Establishing Kinks and Limits

In our BDSM Education Group we have started the series called “Establishing kinks and limits”. Here is part one. Join the group to get first access to other parts and a BDSM checklist that i personally created.
📢 When requesting to be part of the group, you have to answer all questions and agree to the rules. Thanks.

Part 1: Introduction to this series

In this series, we are going to go over the differences between kinks, fetishes and limits (hard and soft). The hard limits that should be on everyone’s list, and things that aren’t kinks (but have been made into kinks).

We will be discussing the importance of educating yourself about kinks (even if you are not into them) to establish your own personal limits and kinks list. These should be established well before ever vetting or negotiations begin, as it is a tool used in the vetting process. Do you know how often you should revisit your checklist and update it?

We will go over what is kink shaming, and how to avoid it when discussing kinks you’re not into. Also what kink shaming is not, i’ve been accused of kink shaming when saying brats are not a s-type. They have it half right, it is a kink, but im kink correcting not shaming.

If you have spent any time around people in this lifestyle, you might have heard the phrase “pushing your limits”. What limits are they talking about, and what do they mean by pushing my limits? I feel like the phrase “pushing my limits” has lost its meaning in a scene, and is entering a dangerous zone for the bottoms of the scene.

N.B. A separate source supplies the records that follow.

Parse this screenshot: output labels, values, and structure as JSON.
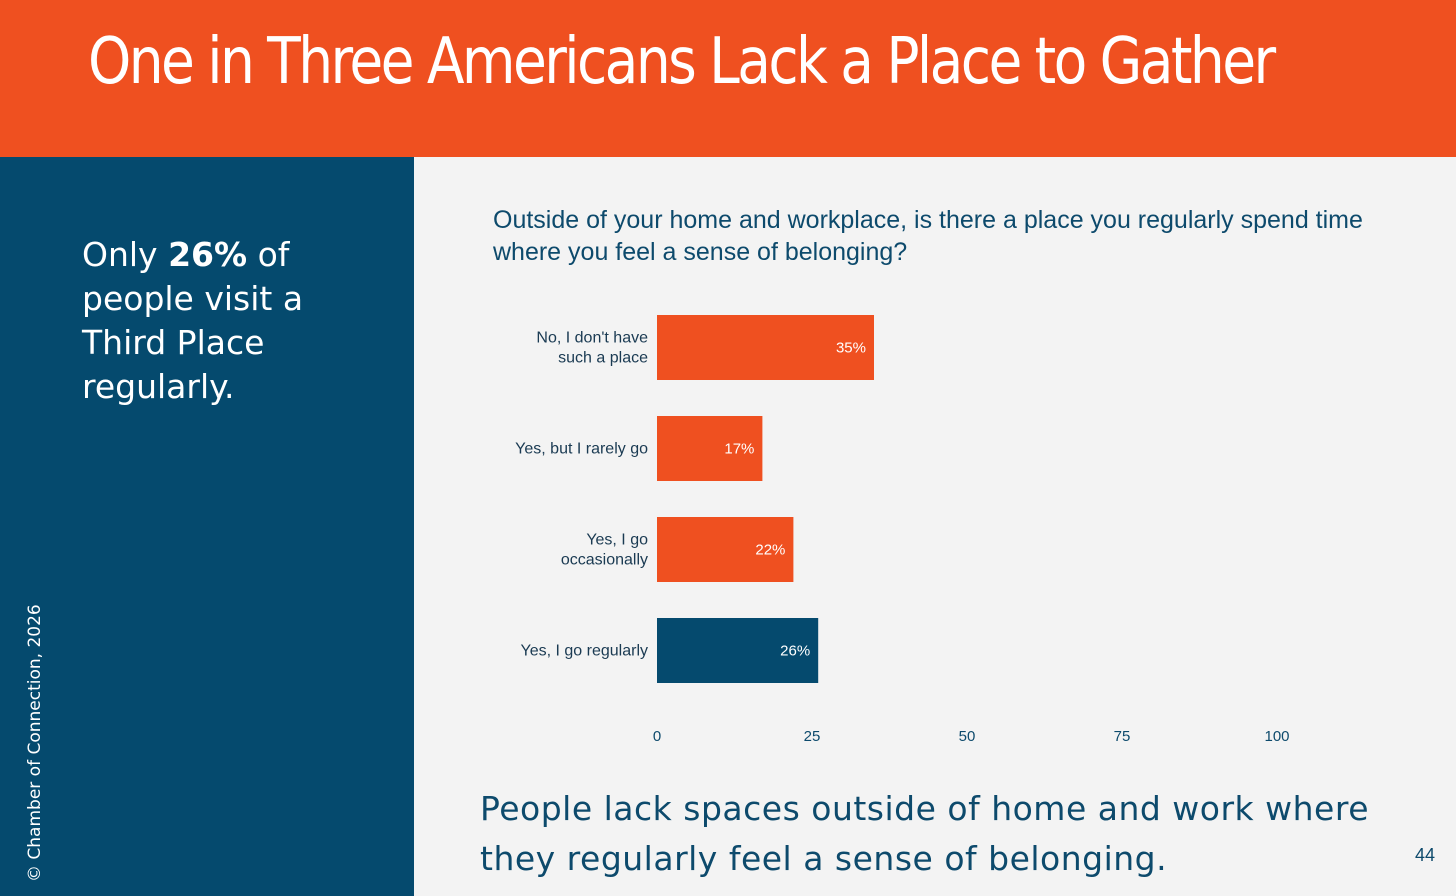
{
  "header": {
    "title": "One in Three Americans Lack a Place to Gather"
  },
  "sidebar": {
    "heading_pre": "Only ",
    "heading_bold": "26%",
    "heading_post": " of people visit a Third Place regularly.",
    "copyright": "© Chamber of Connection, 2026"
  },
  "main": {
    "question": "Outside of your home and workplace, is there a place you regularly spend time where you feel a sense of belonging?",
    "conclusion": "People lack spaces outside of home and work where they regularly feel a sense of belonging.",
    "page_number": "44"
  },
  "colors": {
    "accent": "#ef5020",
    "highlight": "#054a6e",
    "background": "#f3f3f3"
  },
  "chart_data": {
    "type": "bar",
    "orientation": "horizontal",
    "title": "Outside of your home and workplace, is there a place you regularly spend time where you feel a sense of belonging?",
    "categories": [
      [
        "No, I don't have",
        "such a place"
      ],
      [
        "Yes, but I rarely go"
      ],
      [
        "Yes, I go",
        "occasionally"
      ],
      [
        "Yes, I go regularly"
      ]
    ],
    "values": [
      35,
      17,
      22,
      26
    ],
    "data_labels": [
      "35%",
      "17%",
      "22%",
      "26%"
    ],
    "bar_colors": [
      "#ef5020",
      "#ef5020",
      "#ef5020",
      "#054a6e"
    ],
    "xlim": [
      0,
      100
    ],
    "xticks": [
      0,
      25,
      50,
      75,
      100
    ],
    "grid": false,
    "legend": "none"
  }
}
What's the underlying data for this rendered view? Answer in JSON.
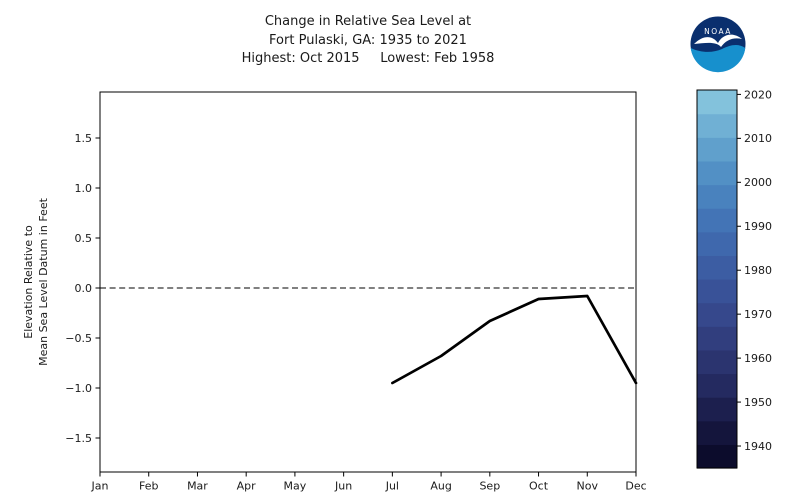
{
  "title": {
    "line1": "Change in Relative Sea Level at",
    "line2": "Fort Pulaski, GA: 1935 to 2021",
    "line3": "Highest: Oct 2015     Lowest: Feb 1958"
  },
  "ylabel": {
    "line1": "Elevation Relative to",
    "line2": "Mean Sea Level Datum in Feet"
  },
  "logo": {
    "text": "NOAA"
  },
  "chart_data": {
    "type": "line",
    "title": "Change in Relative Sea Level at Fort Pulaski, GA: 1935 to 2021",
    "subtitle": "Highest: Oct 2015  Lowest: Feb 1958",
    "xlabel": "",
    "ylabel": "Elevation Relative to Mean Sea Level Datum in Feet",
    "categories": [
      "Jan",
      "Feb",
      "Mar",
      "Apr",
      "May",
      "Jun",
      "Jul",
      "Aug",
      "Sep",
      "Oct",
      "Nov",
      "Dec"
    ],
    "y_ticks": [
      1.5,
      1.0,
      0.5,
      0.0,
      -0.5,
      -1.0,
      -1.5
    ],
    "ylim": [
      -1.84,
      1.96
    ],
    "grid": false,
    "legend": "colorbar-by-year",
    "zero_line": {
      "value": 0.0,
      "style": "dashed",
      "color": "#000000"
    },
    "series": [
      {
        "name": "plotted-monthly-means",
        "color": "#000000",
        "points": [
          {
            "month": "Jul",
            "value": -0.95
          },
          {
            "month": "Aug",
            "value": -0.68
          },
          {
            "month": "Sep",
            "value": -0.33
          },
          {
            "month": "Oct",
            "value": -0.11
          },
          {
            "month": "Nov",
            "value": -0.08
          },
          {
            "month": "Dec",
            "value": -0.95
          }
        ]
      }
    ],
    "colorbar": {
      "year_min": 1935,
      "year_max": 2021,
      "tick_labels": [
        "1940",
        "1950",
        "1960",
        "1970",
        "1980",
        "1990",
        "2000",
        "2010",
        "2020"
      ],
      "colors_bottom_to_top": [
        "#0c0c2c",
        "#14153c",
        "#1c1f4e",
        "#242a60",
        "#2b346f",
        "#313e7e",
        "#36488c",
        "#395298",
        "#3c5da3",
        "#3f68ad",
        "#4374b6",
        "#4982be",
        "#5290c5",
        "#60a0cc",
        "#70b0d4",
        "#83c2dc"
      ]
    }
  }
}
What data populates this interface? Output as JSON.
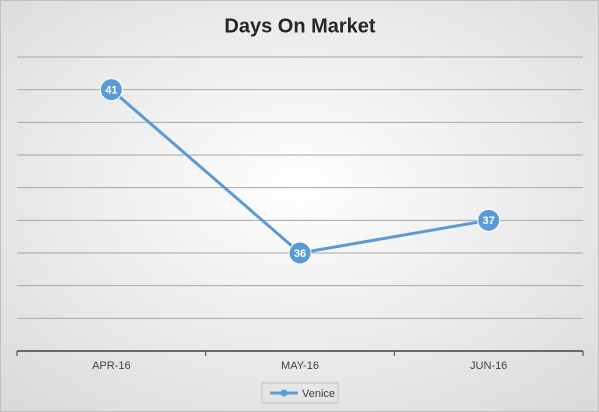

At the end of this series, I will be posting a BDSM checklist. Not just a kink checklist bc there is so much more to this lifestyle than just the kinks. In doing research for this, I’ve noticed that a lot of the checklists are mostly about different types of sex (in what hole, with what thing and by who) and then some kinks and fetishes. Very little, if at all, about activities, restrictions or services in the dynamic or punishments when breaking the rules. No wonder people on the outside think this is all about sex. As a part of this series I will be going over the kinks listed on the checklist, including any tools needed for that kink and important safety info on that kink. As a group we can discuss it, share experiences and ask questions. This will give you a better understanding of the kink so you can mark your checklist correctly.
I will be including these areas in the checklist:
🔹Relationship style (ie: monogamous)
🔹Relationship types (ie: D/s)
🔹Level of power exchange
🔹Service and restrictive behaviors, punishments
🔹Aftercare
🔹Kinks
🔹And lastly Sex

There are risks in every kink that we do, we educate and communicate to lower the risk for any type of harm. Edge play is a group of kinks that should not be done by newbies, as there is a great potential for permanent harm (physical and mental) and death. For safety reasons I will be including a section on Edge play, please do not take these kinks lightly. A lot of these kinks are not allowed to be discussed in groups, at dungeons or play parties because of the risks involved. You aren’t a bigger kinkster if you are into these kinks, or less than if you think they are too risky. I do want to make you aware of them, and the risks they have, avoiding the discussion will only make the risk greater. Education is power.

The series will include the following parts.
Establishing kinks and limits
Part 1: Introduction to this series
Part 2: Kinks, Limits and Fetishes
Part 3: What is kink shaming? How to avoid it when discussing a kink?
Part 4: Extreme kinks like edge play
Part 5: Importance of establishing kinks and limits. (Review them often)
Part 6: What does it mean to “push my limits” and who can push them?
Part 7: How to fill out the kink checklist.